Matson will travel to the Republic of the Congo in November for a one-month fellowship to pursue his submitted project, “Arboviruses in the Republic of the Congo: Host Ecology and Epidemiology.” The fellowship is the only medical student award dedicated to nurturing a career path for physician-scientists in tropical medicine.
“The society congratulates this year’s ASTMH Kean Fellows,” said ASTMH President Patricia F. Walker, M.D. “As a society, our goal is to guide these future leaders toward fulfilling careers that help improve the lives of the millions of people who suffer needlessly from tropical diseases.
The ASTMH Kean Travel Fellowship helps make overseas training possible and works to build the ranks of physician-scientists focused on diseases that particularly impact those living in low-income countries.”
According to ASTMH, 21 fellows from 14 medical schools were selected through a highly competitive process.
Matson is a native of Charleston, West Virginia, and did his undergraduate work at Cedarville University in Cedarville, Ohio. He also completed a bachelor’s degree in theology from Moore College in Sydney, Australia.

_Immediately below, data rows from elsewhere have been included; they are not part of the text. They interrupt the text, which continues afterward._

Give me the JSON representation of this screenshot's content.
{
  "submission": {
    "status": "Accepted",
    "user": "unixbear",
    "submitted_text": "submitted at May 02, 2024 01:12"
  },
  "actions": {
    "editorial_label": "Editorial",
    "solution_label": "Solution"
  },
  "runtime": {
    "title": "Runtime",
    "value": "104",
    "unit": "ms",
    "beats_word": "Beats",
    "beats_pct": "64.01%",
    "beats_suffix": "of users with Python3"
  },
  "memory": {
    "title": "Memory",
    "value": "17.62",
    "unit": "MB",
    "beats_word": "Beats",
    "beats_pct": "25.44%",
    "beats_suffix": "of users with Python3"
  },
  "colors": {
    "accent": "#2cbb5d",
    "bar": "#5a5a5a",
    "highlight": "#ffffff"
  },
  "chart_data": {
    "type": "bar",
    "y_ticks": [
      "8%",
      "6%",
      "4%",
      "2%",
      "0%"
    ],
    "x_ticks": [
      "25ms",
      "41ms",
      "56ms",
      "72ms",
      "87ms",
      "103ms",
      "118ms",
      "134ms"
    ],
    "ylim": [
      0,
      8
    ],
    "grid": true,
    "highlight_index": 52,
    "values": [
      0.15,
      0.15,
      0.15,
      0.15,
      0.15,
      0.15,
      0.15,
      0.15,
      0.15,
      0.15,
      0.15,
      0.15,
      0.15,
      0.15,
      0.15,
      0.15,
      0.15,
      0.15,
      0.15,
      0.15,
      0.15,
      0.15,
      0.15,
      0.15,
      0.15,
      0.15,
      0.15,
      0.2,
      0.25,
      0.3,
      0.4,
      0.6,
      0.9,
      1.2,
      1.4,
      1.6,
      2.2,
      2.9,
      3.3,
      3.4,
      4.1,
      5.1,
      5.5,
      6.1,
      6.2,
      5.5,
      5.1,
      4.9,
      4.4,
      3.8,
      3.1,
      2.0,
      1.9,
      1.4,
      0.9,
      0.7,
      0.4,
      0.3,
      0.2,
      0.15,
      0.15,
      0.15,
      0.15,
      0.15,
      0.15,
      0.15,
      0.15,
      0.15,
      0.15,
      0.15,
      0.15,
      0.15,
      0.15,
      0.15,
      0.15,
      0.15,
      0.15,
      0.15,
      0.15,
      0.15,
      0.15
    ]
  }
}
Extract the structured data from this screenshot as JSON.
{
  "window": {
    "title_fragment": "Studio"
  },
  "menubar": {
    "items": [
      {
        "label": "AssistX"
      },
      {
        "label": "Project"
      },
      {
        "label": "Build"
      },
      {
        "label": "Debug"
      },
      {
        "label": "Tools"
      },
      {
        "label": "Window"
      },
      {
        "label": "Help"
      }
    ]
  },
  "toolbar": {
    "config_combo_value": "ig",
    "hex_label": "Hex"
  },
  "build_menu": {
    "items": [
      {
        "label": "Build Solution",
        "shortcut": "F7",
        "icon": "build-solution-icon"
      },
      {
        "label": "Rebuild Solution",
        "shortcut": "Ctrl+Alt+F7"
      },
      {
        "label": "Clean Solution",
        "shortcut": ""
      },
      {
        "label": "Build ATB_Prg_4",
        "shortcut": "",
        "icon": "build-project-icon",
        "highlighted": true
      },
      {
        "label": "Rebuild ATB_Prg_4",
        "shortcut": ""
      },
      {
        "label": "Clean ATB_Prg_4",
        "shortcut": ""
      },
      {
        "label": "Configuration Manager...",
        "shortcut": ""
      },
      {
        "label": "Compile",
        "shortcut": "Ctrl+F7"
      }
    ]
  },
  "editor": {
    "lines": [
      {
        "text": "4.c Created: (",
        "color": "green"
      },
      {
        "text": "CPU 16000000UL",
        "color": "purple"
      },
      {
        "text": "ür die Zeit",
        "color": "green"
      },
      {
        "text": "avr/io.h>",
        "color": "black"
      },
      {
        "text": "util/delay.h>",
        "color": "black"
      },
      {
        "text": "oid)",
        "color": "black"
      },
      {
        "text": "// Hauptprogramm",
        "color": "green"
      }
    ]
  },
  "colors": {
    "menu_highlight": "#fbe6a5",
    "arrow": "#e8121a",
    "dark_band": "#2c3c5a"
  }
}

“I am very honored, encouraged and thankful to receive the Kean Fellowship,“ Matson said. “As a student, it’s far too easy to compartmentalize training and career, and thus miss out on all sorts of opportunities for growth because of an instinctual adherence to this false dichotomy. The Kean Fellowship and other similar programs help break these barriers.”
After completing his second year of medical school at Marshall this past spring, Matson began working on his dissertation research through the National Institutes of Health at the NIH/NiAID Rocky Mountain Laboratories in Hamilton, Montana.
His mentor at Marshall, Hongwei Yu, Ph.D., a professor in the department of biomedical sciences, says he’s very excited that Matson has been recognized for his work.
“Jeremiah works very hard in the laboratory and is a well-thought-of medical student,” Yu said. “This fellowship will enable him to gain the firsthand experiences of how an infectious disease starts its cycle, from its native ecology, environment to the first human contact. This will also motivate a future physician-scientist like him to dedicate his career to fight the infectious disease which impacts all of us in the long run.”
The fellowship is named to honor Benjamin H. Kean, MD, (1912-1993), an internationally acclaimed tropical medicine expert and personal mentor to many of today’s world-renowned tropical medicine experts who were inspired by him as his students in medical school. Kean is also credited with discovering the causes of several diseases, including turista or traveler’s diarrhea.